Turkey will lay siege to Afrin in northern Syria, President Recep Tayyip Erdogan said on Tuesday a month after Ankara launched an offensive against Kurdish militia in the region. “In the coming days, swiftly, we will lay siege to the centre of the town of Afrin,” Erdogan told parliament.
His remarks came as Turkey’s operation “Olive Branch”, a ground and air offensive against the People’s Protection Units (YPG) militia which Ankara brands “terrorists”, entered its second month. While some analysts say Turkey and pro-Ankara Syrian rebels have made slow advances, Erdogan defended the operation’s progress, saying it was to avoid putting the lives of both its troops and civilians needlessly “at risk”.
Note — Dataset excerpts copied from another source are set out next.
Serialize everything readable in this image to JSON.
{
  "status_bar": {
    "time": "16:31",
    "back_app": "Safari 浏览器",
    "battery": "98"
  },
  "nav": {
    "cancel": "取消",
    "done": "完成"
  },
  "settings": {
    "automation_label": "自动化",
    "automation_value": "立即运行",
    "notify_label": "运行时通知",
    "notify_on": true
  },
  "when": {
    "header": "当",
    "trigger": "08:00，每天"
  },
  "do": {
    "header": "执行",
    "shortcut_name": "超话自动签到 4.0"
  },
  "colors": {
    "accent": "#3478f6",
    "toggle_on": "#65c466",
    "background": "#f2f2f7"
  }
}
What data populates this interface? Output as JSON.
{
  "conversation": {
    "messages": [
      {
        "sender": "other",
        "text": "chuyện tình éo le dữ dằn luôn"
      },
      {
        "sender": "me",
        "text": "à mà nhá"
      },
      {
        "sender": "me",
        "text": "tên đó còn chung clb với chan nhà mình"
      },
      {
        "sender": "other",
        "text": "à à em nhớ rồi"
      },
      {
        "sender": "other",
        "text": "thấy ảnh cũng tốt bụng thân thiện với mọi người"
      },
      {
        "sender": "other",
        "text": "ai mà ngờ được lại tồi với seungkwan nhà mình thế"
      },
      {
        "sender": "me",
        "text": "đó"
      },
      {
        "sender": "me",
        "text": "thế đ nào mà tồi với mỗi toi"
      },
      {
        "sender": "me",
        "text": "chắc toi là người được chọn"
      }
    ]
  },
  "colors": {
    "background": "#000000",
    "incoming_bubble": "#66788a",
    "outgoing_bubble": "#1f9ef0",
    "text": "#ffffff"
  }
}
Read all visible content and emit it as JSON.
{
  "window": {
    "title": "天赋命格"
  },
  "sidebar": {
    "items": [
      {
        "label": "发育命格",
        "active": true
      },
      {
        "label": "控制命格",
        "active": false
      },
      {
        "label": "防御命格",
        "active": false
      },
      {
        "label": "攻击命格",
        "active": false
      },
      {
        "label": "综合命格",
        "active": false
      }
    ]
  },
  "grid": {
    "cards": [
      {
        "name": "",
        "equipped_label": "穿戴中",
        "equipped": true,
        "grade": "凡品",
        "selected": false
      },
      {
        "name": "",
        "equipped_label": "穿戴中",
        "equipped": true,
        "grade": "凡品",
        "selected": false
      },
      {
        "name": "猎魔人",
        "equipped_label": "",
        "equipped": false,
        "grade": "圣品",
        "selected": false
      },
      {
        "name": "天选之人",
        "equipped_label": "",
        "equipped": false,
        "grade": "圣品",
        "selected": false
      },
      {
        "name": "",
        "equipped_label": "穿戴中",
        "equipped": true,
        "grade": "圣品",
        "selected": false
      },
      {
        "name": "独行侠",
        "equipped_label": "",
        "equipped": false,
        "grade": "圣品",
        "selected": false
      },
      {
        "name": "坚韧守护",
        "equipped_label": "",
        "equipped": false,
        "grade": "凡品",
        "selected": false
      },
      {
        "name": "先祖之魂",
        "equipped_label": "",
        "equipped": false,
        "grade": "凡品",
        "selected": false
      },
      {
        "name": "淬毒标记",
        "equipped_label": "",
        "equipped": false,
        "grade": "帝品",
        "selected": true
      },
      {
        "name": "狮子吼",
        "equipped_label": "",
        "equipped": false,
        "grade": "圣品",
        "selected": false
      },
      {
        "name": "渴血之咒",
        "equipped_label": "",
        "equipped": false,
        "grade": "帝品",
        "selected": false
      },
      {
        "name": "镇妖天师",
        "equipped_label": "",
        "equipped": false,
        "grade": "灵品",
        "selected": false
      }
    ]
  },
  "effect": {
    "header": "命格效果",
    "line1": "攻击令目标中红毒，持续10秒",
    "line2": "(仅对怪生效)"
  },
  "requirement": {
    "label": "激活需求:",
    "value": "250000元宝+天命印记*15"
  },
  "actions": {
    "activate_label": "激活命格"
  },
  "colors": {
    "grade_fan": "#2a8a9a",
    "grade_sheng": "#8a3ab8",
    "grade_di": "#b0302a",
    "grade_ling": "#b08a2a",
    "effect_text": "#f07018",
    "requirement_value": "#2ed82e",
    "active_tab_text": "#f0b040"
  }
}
“We did not go there to burn it down,” he said, insisting the operation’s aim was to “create a safe and livable area” for the Syrian refugees inside Turkey, who fled across the border since the conflict began in 2011 and who now number more than three million.
The UK-based Syrian Observatory for Human Rights monitor said at least 94 civilians have been killed during Turkey’s offensive. But Ankara has repeatedly insisted there have been no civilian casualties, saying its armed forces are showing utmost care not to harm civilians. Turkey says the YPG is a “terrorist” offshoot of the Kurdistan Workers’ Party (PKK), which has waged an insurgency against the Turkish state since 1984.
The PKK is blacklisted as a terror group by Ankara and its Western allies. But the YPG has been working closely with the United States against the Islamic State extremist group in Syria. Both Washington and Brussels have urged Turkey to show restraint in its operation, with the US warning the offensive could detract from the fight against jihadists in Syria.